One of the factors that you should be prepared for, being a financial advisor, is when the business owner is not aware of risks that could disrupt the business or aren’t clear on how or why that would be a risk to a buyer. This often comes up when the business relies heavily on 1-2 key people (often the owner) to drive revenue or when a large proportion of revenue derives from 1-2 clients.
I recently spoke with a $10M IT services firm deriving 80% of its revenue from one client. When I informed the owner, he was at an extremely high risk of total business failure. He was shocked by my comments and entirely dismissive of them. He couldn’t see the risk that posed for him or a potential buyer. So, while you gain information about the business, look for opportunities to educate clients about the potential risks they face that they’re not seeing. And, whenever possible, substantiate your claims with data.
#5 – How can those risks be mitigated?
If you are thorough with the risk factors, you can develop an effective exit plan to mitigate those risks, recapture or grow value, and plan for a successful exit. If you’re unsure how to mitigate those risks, reach out to other value creation consultants within the Guidon community with the specific expertise needed to advise your client in those areas.
#6 – What is the value the owner needs to retire properly?
Everyone needs to retire at some point in time. So, thorough retirement planning is essential to let them feel secure in the future.
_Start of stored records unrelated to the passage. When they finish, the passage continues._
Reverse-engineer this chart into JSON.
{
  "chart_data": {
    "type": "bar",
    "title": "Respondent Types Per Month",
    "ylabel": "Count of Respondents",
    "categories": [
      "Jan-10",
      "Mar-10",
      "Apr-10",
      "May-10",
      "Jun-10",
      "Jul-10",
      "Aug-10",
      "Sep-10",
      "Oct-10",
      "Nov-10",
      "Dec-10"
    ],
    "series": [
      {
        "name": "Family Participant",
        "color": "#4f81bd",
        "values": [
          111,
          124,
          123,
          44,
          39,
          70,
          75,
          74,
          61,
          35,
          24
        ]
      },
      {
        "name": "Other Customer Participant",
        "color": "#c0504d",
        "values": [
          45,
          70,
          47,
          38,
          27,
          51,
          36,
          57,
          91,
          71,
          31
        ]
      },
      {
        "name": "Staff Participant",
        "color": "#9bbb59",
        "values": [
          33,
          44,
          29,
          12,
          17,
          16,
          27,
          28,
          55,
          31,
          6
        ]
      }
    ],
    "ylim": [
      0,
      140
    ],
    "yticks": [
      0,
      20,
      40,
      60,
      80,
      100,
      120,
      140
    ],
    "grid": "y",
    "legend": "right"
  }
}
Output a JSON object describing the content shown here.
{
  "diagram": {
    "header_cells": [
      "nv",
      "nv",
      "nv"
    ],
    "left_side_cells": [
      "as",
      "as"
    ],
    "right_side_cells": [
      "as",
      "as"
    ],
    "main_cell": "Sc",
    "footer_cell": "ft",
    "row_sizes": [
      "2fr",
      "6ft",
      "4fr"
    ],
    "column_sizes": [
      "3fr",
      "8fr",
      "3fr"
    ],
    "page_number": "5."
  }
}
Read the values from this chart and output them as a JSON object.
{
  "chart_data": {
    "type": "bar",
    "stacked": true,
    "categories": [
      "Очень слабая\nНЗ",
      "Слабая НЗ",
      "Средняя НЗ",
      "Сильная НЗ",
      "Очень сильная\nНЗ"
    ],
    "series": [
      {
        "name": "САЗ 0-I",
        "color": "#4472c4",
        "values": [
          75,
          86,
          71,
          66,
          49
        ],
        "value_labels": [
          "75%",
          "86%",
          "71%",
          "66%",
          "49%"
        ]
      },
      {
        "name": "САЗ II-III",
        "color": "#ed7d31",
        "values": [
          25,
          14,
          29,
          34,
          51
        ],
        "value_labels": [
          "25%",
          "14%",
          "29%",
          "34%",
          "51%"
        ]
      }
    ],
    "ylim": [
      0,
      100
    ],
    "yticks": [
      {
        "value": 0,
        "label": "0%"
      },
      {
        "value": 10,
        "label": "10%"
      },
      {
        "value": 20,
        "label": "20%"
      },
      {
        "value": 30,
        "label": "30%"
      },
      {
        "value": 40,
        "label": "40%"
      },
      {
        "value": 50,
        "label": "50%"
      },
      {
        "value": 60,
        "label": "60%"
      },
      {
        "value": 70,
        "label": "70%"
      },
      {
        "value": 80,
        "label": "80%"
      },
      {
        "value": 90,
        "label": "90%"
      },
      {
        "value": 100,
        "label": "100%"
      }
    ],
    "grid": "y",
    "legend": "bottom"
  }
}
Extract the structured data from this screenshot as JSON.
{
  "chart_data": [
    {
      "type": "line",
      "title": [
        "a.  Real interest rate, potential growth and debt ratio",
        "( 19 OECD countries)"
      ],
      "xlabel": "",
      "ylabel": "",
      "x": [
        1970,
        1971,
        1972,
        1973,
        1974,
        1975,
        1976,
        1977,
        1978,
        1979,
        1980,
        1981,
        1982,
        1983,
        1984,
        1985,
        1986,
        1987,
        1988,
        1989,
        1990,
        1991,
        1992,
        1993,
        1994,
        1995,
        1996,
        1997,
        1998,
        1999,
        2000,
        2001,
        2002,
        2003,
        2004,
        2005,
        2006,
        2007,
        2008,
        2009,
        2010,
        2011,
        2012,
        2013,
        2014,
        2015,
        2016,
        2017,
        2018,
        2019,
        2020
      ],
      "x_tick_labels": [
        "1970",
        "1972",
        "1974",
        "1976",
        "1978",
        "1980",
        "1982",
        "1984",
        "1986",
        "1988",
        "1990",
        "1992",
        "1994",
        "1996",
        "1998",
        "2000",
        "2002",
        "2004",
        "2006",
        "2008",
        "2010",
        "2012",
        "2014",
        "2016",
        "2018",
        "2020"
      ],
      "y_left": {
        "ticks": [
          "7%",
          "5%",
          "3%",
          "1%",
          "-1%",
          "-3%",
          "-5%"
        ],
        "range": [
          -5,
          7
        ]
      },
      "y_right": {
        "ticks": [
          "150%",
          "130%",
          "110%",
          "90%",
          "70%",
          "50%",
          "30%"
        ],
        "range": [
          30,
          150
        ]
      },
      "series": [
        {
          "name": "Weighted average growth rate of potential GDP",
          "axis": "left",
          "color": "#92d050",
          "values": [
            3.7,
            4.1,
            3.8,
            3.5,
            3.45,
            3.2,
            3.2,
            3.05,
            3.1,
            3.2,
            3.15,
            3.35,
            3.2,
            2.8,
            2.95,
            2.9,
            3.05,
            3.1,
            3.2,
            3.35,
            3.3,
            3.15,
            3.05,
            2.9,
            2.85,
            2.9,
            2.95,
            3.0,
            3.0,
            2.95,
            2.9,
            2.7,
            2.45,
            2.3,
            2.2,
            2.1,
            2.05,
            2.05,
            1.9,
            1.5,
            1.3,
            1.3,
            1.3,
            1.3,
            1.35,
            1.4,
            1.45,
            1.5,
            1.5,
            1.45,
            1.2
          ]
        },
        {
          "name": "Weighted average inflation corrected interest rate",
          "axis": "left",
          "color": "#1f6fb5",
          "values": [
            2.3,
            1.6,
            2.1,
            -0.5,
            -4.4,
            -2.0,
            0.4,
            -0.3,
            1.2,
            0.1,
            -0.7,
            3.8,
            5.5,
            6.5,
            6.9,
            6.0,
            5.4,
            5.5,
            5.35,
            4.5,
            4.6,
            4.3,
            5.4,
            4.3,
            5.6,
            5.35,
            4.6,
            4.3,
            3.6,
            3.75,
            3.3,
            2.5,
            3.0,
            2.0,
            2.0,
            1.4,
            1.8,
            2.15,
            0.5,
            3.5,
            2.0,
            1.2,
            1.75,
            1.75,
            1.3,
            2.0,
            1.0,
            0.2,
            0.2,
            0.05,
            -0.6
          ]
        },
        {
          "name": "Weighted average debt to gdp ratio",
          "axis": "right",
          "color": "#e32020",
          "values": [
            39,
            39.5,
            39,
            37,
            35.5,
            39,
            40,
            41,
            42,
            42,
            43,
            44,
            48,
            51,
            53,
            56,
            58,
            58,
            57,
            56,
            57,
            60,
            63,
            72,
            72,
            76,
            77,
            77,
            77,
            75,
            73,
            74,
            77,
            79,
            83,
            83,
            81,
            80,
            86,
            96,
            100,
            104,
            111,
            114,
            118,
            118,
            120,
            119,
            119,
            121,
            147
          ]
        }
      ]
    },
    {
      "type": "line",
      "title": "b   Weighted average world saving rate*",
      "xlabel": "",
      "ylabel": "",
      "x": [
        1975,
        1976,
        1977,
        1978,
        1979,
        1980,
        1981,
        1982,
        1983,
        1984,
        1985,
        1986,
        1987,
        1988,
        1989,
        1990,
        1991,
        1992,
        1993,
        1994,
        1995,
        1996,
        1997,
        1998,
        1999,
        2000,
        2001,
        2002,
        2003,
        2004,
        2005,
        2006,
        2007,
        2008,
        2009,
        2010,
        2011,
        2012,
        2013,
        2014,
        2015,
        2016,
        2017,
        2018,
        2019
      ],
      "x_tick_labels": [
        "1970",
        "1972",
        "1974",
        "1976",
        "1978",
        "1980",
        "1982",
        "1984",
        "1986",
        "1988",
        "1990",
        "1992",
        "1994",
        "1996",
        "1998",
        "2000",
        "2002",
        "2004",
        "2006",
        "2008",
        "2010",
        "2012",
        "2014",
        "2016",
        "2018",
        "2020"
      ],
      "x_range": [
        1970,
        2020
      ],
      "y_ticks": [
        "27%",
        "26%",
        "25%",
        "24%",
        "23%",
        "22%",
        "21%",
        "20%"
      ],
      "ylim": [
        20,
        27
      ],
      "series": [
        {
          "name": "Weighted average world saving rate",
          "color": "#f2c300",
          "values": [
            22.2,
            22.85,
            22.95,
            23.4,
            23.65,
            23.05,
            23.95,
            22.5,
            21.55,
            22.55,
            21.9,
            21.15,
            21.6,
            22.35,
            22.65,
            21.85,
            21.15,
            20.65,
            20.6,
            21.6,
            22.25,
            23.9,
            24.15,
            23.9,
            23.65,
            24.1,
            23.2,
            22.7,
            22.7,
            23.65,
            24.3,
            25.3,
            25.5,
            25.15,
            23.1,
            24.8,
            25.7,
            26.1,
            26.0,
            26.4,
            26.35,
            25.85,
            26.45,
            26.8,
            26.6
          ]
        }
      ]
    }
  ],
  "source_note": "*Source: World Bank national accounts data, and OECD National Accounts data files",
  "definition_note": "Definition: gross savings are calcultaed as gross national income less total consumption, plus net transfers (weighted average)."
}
As a financial advisor, this is probably right in your wheelhouse. Just recognize your client needs a number. Financial advisors are often reluctant to be too specific in their recommendations due to the inherent assumptions necessary to get a single number. But, your client wants a number, and they want it to be specific. So, share your assumptions and give them to them.
Be That Trusted Advisor Your Client Seeks
Ultimately, trust doesn’t come from a simple tax strategy or portfolio analysis. Trust is earned by being there. By listening. By seeking to understand. And by providing objective guidance where your expertise is valid and helping your client locate expertise, they lack to drive to their value creation targets. If you can do all this, you can position yourself as a key member of the client’s transition team.